A Novelty

“The fragrant narcotic blended so soothingly with the coffee.” This is a quote from “The Magic Mountain” referring to Hans Castorp’s love of his Maria Mancini cigars and his coffee, which he savors in tandem after nice meals, in full relaxation and in the complete absence of work-related obligations.

I write it down now because I am doing my best to enjoy almost precisely the same experience. I am sitting outside a cafe with a dark coffee and two men have just sat upwind of me, within five feet or so of my chair. They have lit up their cigarillos or whatever and are using “bitch” indiscriminately and commenting on passing Cadillacs and rims and talking about past altercations, and run-ins with police and “getting caught” doing this and that, and so on. Periodically I get whiffs of smoke when they pause to puff. The heady cloud of airborne nicotine and particulates comes during brief lulls in the conversation, which is in the cooler lower register of inner-city black vernacular. Both are in white tee-shirts, one with a newspaper boy cap (or beret). They talk of “seven thousand dollahs” and one says, “you can’t lose, shit,” and then they speak of working for the Obama campaign during the summer. This last part strikes me as odd.

I hate smoke and I avoid smokers as much as possible, when they are smoking at least.
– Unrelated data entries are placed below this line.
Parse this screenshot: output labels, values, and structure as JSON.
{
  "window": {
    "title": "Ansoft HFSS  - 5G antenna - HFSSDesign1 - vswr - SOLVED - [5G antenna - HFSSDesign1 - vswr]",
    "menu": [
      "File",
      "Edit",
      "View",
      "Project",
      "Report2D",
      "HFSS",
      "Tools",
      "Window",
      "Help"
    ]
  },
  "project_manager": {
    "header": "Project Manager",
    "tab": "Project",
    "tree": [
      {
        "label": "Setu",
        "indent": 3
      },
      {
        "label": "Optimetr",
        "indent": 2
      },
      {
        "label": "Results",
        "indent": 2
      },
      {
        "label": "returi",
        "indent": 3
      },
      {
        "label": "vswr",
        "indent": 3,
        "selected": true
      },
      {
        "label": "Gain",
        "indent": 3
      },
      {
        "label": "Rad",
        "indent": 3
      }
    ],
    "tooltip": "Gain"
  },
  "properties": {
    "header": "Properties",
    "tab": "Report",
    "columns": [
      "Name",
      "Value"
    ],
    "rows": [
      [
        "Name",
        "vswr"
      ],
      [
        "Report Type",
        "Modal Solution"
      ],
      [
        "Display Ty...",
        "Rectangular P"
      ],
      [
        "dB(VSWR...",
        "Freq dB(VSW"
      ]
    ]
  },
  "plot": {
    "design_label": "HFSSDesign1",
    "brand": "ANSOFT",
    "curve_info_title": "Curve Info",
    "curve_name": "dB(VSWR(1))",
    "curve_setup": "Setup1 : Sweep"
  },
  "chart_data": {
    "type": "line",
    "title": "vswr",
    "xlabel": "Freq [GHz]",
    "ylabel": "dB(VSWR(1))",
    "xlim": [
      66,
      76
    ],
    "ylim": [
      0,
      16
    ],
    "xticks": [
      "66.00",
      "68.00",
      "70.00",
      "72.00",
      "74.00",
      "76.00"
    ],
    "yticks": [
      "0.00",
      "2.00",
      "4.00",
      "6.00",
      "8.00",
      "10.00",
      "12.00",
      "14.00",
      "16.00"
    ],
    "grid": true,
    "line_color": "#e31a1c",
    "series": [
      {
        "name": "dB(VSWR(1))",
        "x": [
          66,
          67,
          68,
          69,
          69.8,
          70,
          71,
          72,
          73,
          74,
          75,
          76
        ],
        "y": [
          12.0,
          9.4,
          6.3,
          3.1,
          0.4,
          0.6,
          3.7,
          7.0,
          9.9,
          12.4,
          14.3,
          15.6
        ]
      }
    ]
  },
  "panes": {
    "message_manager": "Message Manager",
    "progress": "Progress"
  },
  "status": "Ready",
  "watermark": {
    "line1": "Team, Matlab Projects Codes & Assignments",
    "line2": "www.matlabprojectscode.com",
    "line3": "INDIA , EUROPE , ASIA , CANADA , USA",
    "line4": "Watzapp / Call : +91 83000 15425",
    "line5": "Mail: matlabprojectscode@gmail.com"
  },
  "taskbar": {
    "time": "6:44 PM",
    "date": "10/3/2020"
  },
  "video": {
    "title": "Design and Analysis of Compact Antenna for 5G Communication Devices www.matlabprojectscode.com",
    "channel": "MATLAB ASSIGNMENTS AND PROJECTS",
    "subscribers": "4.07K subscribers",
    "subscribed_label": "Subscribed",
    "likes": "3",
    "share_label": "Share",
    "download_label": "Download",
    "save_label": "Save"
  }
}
But right now I breathe it in and let the smoky flavor travel down my nasopharynx as the hot coffee coats my oropharynx. I try to enjoy it as Hans Castorp does in the book.

“She ’bout to have a baby next month on the eighteenth,” one of the men says. I hear one say the generic “…bust a cap in his ass…” and then continue talking. I didn’t think people actually said that, since it is so often used in satirical denigration of black cultural violence. For all their talk of violence and money and “bitches,” I still have the impression that these men have not stolen anything or maimed or robbed anyone. I could be mistaken. Even if I am right, they do themselves no good with such talk and with such careless smoking.

Now they have walked off, and I will enjoy my coffee by itself, without any “fragrant narcotic,” which I did not ask for in the first place. I simply tried to make the best of it, and I think I succeeded. I prefer to minimize my risk of cancer, even at the expense of indulging in a literature-inspired novelty. It’s just that “The Magic Mountain” is such a damn good book so far.